Leaving the 9–5 didn’t come with a clean moment of certainty. There’s no single day where everything clicks and suddenly it makes perfect sense. It’s messier than that.

It builds slowly:

  • My time isn’t being respected

  • I’m more tired than I should be

  • I don’t want to keep building something I don’t believe in

  • Why am I only getting paid a fraction of the value I bring

  • Watching performance culture bring out the worst in people

  • The Sunday scaries (We sure don’t miss those)


At some point, those thoughts stop being background noise and start becoming direction. So we left.  Not because it was easy.  Not because it was fully planned.  Although, a lot of planning went into all this. But because staying started to feel heavier than the risk of leaving.

The In-Between

Before we ever got here, there was a stretch that didn’t feel like freedom at all. Seven months of unwinding a life in Colorado. Selling everything.  Letting go of what we built.  At times, leaving felt less like a bold decision and more like a never-ending to-do list. There were moments when we questioned everything.  Wouldn’t it just be easier to stay? Who leaves a life like this? But deep down we knew we needed a fresh start.

What You Don’t See When You Leave

From the outside, it can look like freedom. And in some ways, it is. But what people don’t talk about is what comes after: The uncertainty.  The second-guessing.  The quiet pressure of knowing it’s now on you to make it work. There’s no structure handed to you anymore.  You have to build it yourself.

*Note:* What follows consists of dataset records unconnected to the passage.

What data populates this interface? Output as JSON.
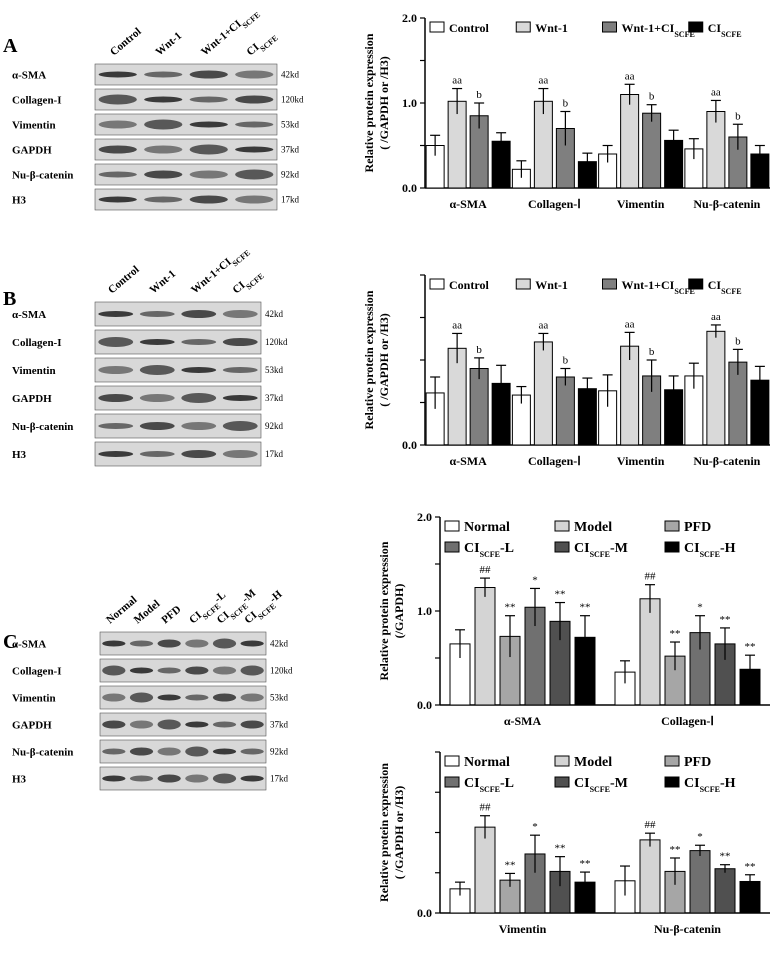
{
  "panels": [
    {
      "label": "A",
      "lanes": [
        "Control",
        "Wnt-1",
        {
          "text": "Wnt-1+CI",
          "sub": "SCFE"
        },
        {
          "text": "CI",
          "sub": "SCFE"
        }
      ],
      "rows": [
        {
          "name": "α-SMA",
          "size": "42kd"
        },
        {
          "name": "Collagen-I",
          "size": "120kd"
        },
        {
          "name": "Vimentin",
          "size": "53kd"
        },
        {
          "name": "GAPDH",
          "size": "37kd"
        },
        {
          "name": "Nu-β-catenin",
          "size": "92kd"
        },
        {
          "name": "H3",
          "size": "17kd"
        }
      ]
    },
    {
      "label": "B",
      "lanes": [
        "Control",
        "Wnt-1",
        {
          "text": "Wnt-1+CI",
          "sub": "SCFE"
        },
        {
          "text": "CI",
          "sub": "SCFE"
        }
      ],
      "rows": [
        {
          "name": "α-SMA",
          "size": "42kd"
        },
        {
          "name": "Collagen-I",
          "size": "120kd"
        },
        {
          "name": "Vimentin",
          "size": "53kd"
        },
        {
          "name": "GAPDH",
          "size": "37kd"
        },
        {
          "name": "Nu-β-catenin",
          "size": "92kd"
        },
        {
          "name": "H3",
          "size": "17kd"
        }
      ]
    },
    {
      "label": "C",
      "lanes": [
        "Normal",
        "Model",
        "PFD",
        {
          "text": "CI",
          "sub": "SCFE",
          "suffix": "-L"
        },
        {
          "text": "CI",
          "sub": "SCFE",
          "suffix": "-M"
        },
        {
          "text": "CI",
          "sub": "SCFE",
          "suffix": "-H"
        }
      ],
      "rows": [
        {
          "name": "α-SMA",
          "size": "42kd"
        },
        {
          "name": "Collagen-I",
          "size": "120kd"
        },
        {
          "name": "Vimentin",
          "size": "53kd"
        },
        {
          "name": "GAPDH",
          "size": "37kd"
        },
        {
          "name": "Nu-β-catenin",
          "size": "92kd"
        },
        {
          "name": "H3",
          "size": "17kd"
        }
      ]
    }
  ],
  "chart_data": [
    {
      "type": "bar",
      "ylabel": [
        "Relative protein expression",
        "( /GAPDH or /H3)"
      ],
      "categories": [
        "α-SMA",
        "Collagen-Ⅰ",
        "Vimentin",
        "Nu-β-catenin"
      ],
      "ylim": [
        0,
        2
      ],
      "yticks": [
        {
          "value": 0,
          "label": "0.0"
        },
        0.5,
        {
          "value": 1,
          "label": "1.0"
        },
        1.5,
        {
          "value": 2,
          "label": "2.0"
        }
      ],
      "legend": "top",
      "series": [
        {
          "name": "Control",
          "color": "#ffffff",
          "values": [
            0.5,
            0.22,
            0.4,
            0.46
          ],
          "errors": [
            0.12,
            0.1,
            0.1,
            0.12
          ]
        },
        {
          "name": "Wnt-1",
          "color": "#d9d9d9",
          "values": [
            1.02,
            1.02,
            1.1,
            0.9
          ],
          "errors": [
            0.15,
            0.15,
            0.12,
            0.13
          ],
          "labels": [
            "aa",
            "aa",
            "aa",
            "aa"
          ]
        },
        {
          "name": "Wnt-1+CI",
          "sub": "SCFE",
          "color": "#7f7f7f",
          "values": [
            0.85,
            0.7,
            0.88,
            0.6
          ],
          "errors": [
            0.15,
            0.2,
            0.1,
            0.15
          ],
          "labels": [
            "b",
            "b",
            "b",
            "b"
          ]
        },
        {
          "name": "CI",
          "sub": "SCFE",
          "color": "#000000",
          "values": [
            0.55,
            0.31,
            0.56,
            0.4
          ],
          "errors": [
            0.1,
            0.1,
            0.12,
            0.1
          ]
        }
      ]
    },
    {
      "type": "bar",
      "ylabel": [
        "Relative protein expression",
        "( /GAPDH or /H3)"
      ],
      "categories": [
        "α-SMA",
        "Collagen-Ⅰ",
        "Vimentin",
        "Nu-β-catenin"
      ],
      "ylim": [
        0,
        1.6
      ],
      "yticks": [
        {
          "value": 0,
          "label": "0.0"
        },
        0.4,
        0.8,
        1.2,
        1.6
      ],
      "legend": "top",
      "series": [
        {
          "name": "Control",
          "color": "#ffffff",
          "values": [
            0.49,
            0.47,
            0.51,
            0.65
          ],
          "errors": [
            0.15,
            0.08,
            0.15,
            0.12
          ]
        },
        {
          "name": "Wnt-1",
          "color": "#d9d9d9",
          "values": [
            0.91,
            0.97,
            0.93,
            1.07
          ],
          "errors": [
            0.14,
            0.08,
            0.13,
            0.06
          ],
          "labels": [
            "aa",
            "aa",
            "aa",
            "aa"
          ]
        },
        {
          "name": "Wnt-1+CI",
          "sub": "SCFE",
          "color": "#7f7f7f",
          "values": [
            0.72,
            0.64,
            0.65,
            0.78
          ],
          "errors": [
            0.1,
            0.08,
            0.15,
            0.12
          ],
          "labels": [
            "b",
            "b",
            "b",
            "b"
          ]
        },
        {
          "name": "CI",
          "sub": "SCFE",
          "color": "#000000",
          "values": [
            0.58,
            0.53,
            0.52,
            0.61
          ],
          "errors": [
            0.17,
            0.1,
            0.13,
            0.13
          ]
        }
      ]
    },
    {
      "type": "bar",
      "ylabel": [
        "Relative protein expression",
        "(/GAPDH)"
      ],
      "categories": [
        "α-SMA",
        "Collagen-Ⅰ"
      ],
      "ylim": [
        0,
        2
      ],
      "yticks": [
        {
          "value": 0,
          "label": "0.0"
        },
        0.5,
        {
          "value": 1,
          "label": "1.0"
        },
        1.5,
        {
          "value": 2,
          "label": "2.0"
        }
      ],
      "legend": "top",
      "series": [
        {
          "name": "Normal",
          "color": "#ffffff",
          "values": [
            0.65,
            0.35
          ],
          "errors": [
            0.15,
            0.12
          ]
        },
        {
          "name": "Model",
          "color": "#d4d4d4",
          "values": [
            1.25,
            1.13
          ],
          "errors": [
            0.1,
            0.15
          ],
          "labels": [
            "##",
            "##"
          ]
        },
        {
          "name": "PFD",
          "color": "#a6a6a6",
          "values": [
            0.73,
            0.52
          ],
          "errors": [
            0.22,
            0.15
          ],
          "labels": [
            "**",
            "**"
          ]
        },
        {
          "name": "CI",
          "sub": "SCFE",
          "suffix": "-L",
          "color": "#707070",
          "values": [
            1.04,
            0.77
          ],
          "errors": [
            0.2,
            0.18
          ],
          "labels": [
            "*",
            "*"
          ]
        },
        {
          "name": "CI",
          "sub": "SCFE",
          "suffix": "-M",
          "color": "#505050",
          "values": [
            0.89,
            0.65
          ],
          "errors": [
            0.2,
            0.17
          ],
          "labels": [
            "**",
            "**"
          ]
        },
        {
          "name": "CI",
          "sub": "SCFE",
          "suffix": "-H",
          "color": "#000000",
          "values": [
            0.72,
            0.38
          ],
          "errors": [
            0.23,
            0.15
          ],
          "labels": [
            "**",
            "**"
          ]
        }
      ]
    },
    {
      "type": "bar",
      "ylabel": [
        "Relative protein expression",
        "( /GAPDH or /H3)"
      ],
      "categories": [
        "Vimentin",
        "Nu-β-catenin"
      ],
      "ylim": [
        0,
        2.4
      ],
      "yticks": [
        {
          "value": 0,
          "label": "0.0"
        },
        0.6,
        1.2,
        1.8,
        2.4
      ],
      "legend": "top",
      "series": [
        {
          "name": "Normal",
          "color": "#ffffff",
          "values": [
            0.36,
            0.48
          ],
          "errors": [
            0.1,
            0.22
          ]
        },
        {
          "name": "Model",
          "color": "#d4d4d4",
          "values": [
            1.28,
            1.09
          ],
          "errors": [
            0.17,
            0.1
          ],
          "labels": [
            "##",
            "##"
          ]
        },
        {
          "name": "PFD",
          "color": "#a6a6a6",
          "values": [
            0.49,
            0.62
          ],
          "errors": [
            0.1,
            0.2
          ],
          "labels": [
            "**",
            "**"
          ]
        },
        {
          "name": "CI",
          "sub": "SCFE",
          "suffix": "-L",
          "color": "#707070",
          "values": [
            0.88,
            0.93
          ],
          "errors": [
            0.28,
            0.08
          ],
          "labels": [
            "*",
            "*"
          ]
        },
        {
          "name": "CI",
          "sub": "SCFE",
          "suffix": "-M",
          "color": "#505050",
          "values": [
            0.62,
            0.66
          ],
          "errors": [
            0.22,
            0.06
          ],
          "labels": [
            "**",
            "**"
          ]
        },
        {
          "name": "CI",
          "sub": "SCFE",
          "suffix": "-H",
          "color": "#000000",
          "values": [
            0.46,
            0.47
          ],
          "errors": [
            0.15,
            0.1
          ],
          "labels": [
            "**",
            "**"
          ]
        }
      ]
    }
  ]
}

The Role of These Mornings

Now that the noise of that transition is gone, something else has taken its place. Space. The kind that feels unfamiliar at first, almost uncomfortable.

For so long, every part of our day was accounted for.  There was always something to respond to. Something pulling our attention somewhere else. And then suddenly… there wasn’t.  Just quiet. At first, it felt like something was missing. But over the past few weeks we realized nothing was missing.  We were just finally hearing ourselves without all the noise around us.

And that’s what these mornings have become.  A way to sit down before the outside world creeps back in.  There’s no agenda here. Some mornings we talk about creative ideas or projects.  Some mornings we don’t.  But that’s not the point. The point is creating enough space for something real to show up.

And in that space, slowly, we’re finding our rhythm.

Lost Wolves Creative

This isn’t about escaping structure.  It’s about building a life that actually feels like ours.  A life that we live on our own terms. Some days, that starts with something as simple as a cup of coffee.  And the willingness to sit still long enough to feel what’s true.